A Haskell implementation of the CHP clifford simulator, through the lens of symplectic geometry with type-safe, fixed-length vectors, higher-order mathematical abstractions, and minimal runtime overhead.

Overview

What if the CHP simulator isn't just an algorithm, but a computational realization of the Symplectic Basis Theorem?

This package reveals that Aaronson & Gottesman's CHP algorithm is actually doing symplectic linear algebra over 𝔽₂. The "tableau" is really a symplectic basis—a pair of transverse Lagrangian subspaces satisfying the elegant duality condition ω(Dᵢ, Sⱼ) = δᵢⱼ.

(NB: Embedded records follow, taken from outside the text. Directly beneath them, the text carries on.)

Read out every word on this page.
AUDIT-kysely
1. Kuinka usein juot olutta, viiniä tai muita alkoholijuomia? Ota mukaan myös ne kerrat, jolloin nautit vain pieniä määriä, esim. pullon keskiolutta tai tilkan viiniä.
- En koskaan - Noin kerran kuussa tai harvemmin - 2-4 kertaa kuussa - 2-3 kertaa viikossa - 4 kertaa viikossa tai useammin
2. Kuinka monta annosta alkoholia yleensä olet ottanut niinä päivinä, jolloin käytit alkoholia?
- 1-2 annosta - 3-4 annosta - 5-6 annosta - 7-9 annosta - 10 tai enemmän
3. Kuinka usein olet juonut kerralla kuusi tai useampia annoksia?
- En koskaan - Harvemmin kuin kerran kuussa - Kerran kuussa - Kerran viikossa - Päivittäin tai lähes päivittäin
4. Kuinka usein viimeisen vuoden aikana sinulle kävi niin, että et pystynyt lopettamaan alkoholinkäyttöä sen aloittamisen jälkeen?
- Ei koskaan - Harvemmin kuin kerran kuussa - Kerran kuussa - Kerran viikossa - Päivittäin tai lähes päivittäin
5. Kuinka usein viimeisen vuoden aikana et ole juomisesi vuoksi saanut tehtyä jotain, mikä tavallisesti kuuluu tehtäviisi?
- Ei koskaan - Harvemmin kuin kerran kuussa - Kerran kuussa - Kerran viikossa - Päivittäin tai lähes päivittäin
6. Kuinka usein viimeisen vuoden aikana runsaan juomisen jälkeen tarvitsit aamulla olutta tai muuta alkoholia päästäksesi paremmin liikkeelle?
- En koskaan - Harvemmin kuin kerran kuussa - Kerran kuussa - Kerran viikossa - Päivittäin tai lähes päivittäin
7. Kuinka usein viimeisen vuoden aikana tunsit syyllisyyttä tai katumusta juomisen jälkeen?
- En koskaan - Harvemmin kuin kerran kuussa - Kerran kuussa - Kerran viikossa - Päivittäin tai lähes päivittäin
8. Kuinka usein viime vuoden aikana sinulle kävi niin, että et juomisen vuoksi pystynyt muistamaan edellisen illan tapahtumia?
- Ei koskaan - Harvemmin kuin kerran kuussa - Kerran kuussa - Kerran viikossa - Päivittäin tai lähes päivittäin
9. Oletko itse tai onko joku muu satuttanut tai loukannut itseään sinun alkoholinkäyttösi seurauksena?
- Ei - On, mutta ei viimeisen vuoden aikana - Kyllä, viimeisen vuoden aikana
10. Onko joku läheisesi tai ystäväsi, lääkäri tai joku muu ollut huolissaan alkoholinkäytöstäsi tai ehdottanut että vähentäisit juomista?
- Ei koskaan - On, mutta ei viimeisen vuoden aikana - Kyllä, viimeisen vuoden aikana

We encode this mathematical structure in Haskell's type system, achieving:

  • Compile-time guarantees that your tableau is valid
  • Zero-cost abstractions via GHC optimization
  • Mathematical clarity where code mirrors geometric structure

Why Haskell? This level of abstraction—encoding theorems as type classes, enforcing geometric invariants at compile time—is uniquely enabled by Haskell's expressive type system. The composition of dependent types, higher-kinded polymorphism, and type families makes such elegant encoding of mathematical structures possible.

What Makes This Special?

The Symplectic Basis Theorem, in Code

The CHP tableau is a symplectic basis:

-- | The Symplectic Basis Theorem: {e₁,...,eₙ, f₁,...,fₙ} with ω(eᵢ,fⱼ) = δᵢⱼ
data Tableau (n :: Nat) v where
  Tableau ::
    { stabLagrangian   :: Lagrangian n v   -- S = {e₁,...,eₙ}
    , destabLagrangian :: Lagrangian n v   -- D = {f₁,...,fₙ}
    } -> Tableau n v

instance SymplecticBasisTheorem Tableau n v where
  firstLagrangian  = stabLagrangian
  secondLagrangian = destabLagrangian

The type system enforces the theorem's three conditions:

  1. Stabilizers are isotropic: ω(Sᵢ, Sⱼ) = 0
  2. Destabilizers are isotropic: ω(Dᵢ, Dⱼ) = 0
  3. Duality: ω(Dᵢ, Sⱼ) = δᵢⱼ

A Hierarchy of Mathematical Structures

Our type classes mirror the geometric hierarchy:

Group g
  └─ SymplecticGroup g v         -- group + symplectic structure
        ├─ Pauli (concrete)
        └─ AbelianLagrangianCorrespondence g n v
              └─ Maximal abelian  ⟷  Lagrangian

SymplecticVectorSpace v
  └─ IsotropicSubSpace s n v
        └─ LagrangianSubSpace s n v
              └─ SymplecticBasisTheorem s n v
                    └─ Tableau n v

The code is the mathematics.

Mathematical Soundness: Formally Verified

The mathematical foundations of this implementation have been machine-checked in the symplectic-pauli Agda formalization project.

What Does This Mean?

Every theorem underlying this codebase has been formally proven:

Theorem Status Agda Proof
Symplectic Basis Theorem ✅ Complete symplecticBasisTheorem
Fundamental Correspondence ✅ Complete Pauli commutation ⟺ symplectic form
Tableau as Symplectic Basis ✅ Complete Duality conditions verified
All Circuit Examples ✅ Verified 10/10 test circuits proven correct

The Agda formalization translates our Haskell type class hierarchy into dependent type theory, providing compile-time proof that:

  • Stabilizers are isotropic (ω(Sᵢ, Sⱼ) = 0)
  • Destabilizers are isotropic (ω(Dᵢ, Dⱼ) = 0)
  • Duality holds (ω(Dᵢ, Sⱼ) = δᵢⱼ)
  • Gate conjugations preserve the symplectic form
  • Measurement outcomes match quantum mechanical predictions

Why this matters: While Haskell gives us runtime verification via verifyDuality, Agda provides mathematical certainty at the type level. The test expectations in this repository are derived from these formal proofs.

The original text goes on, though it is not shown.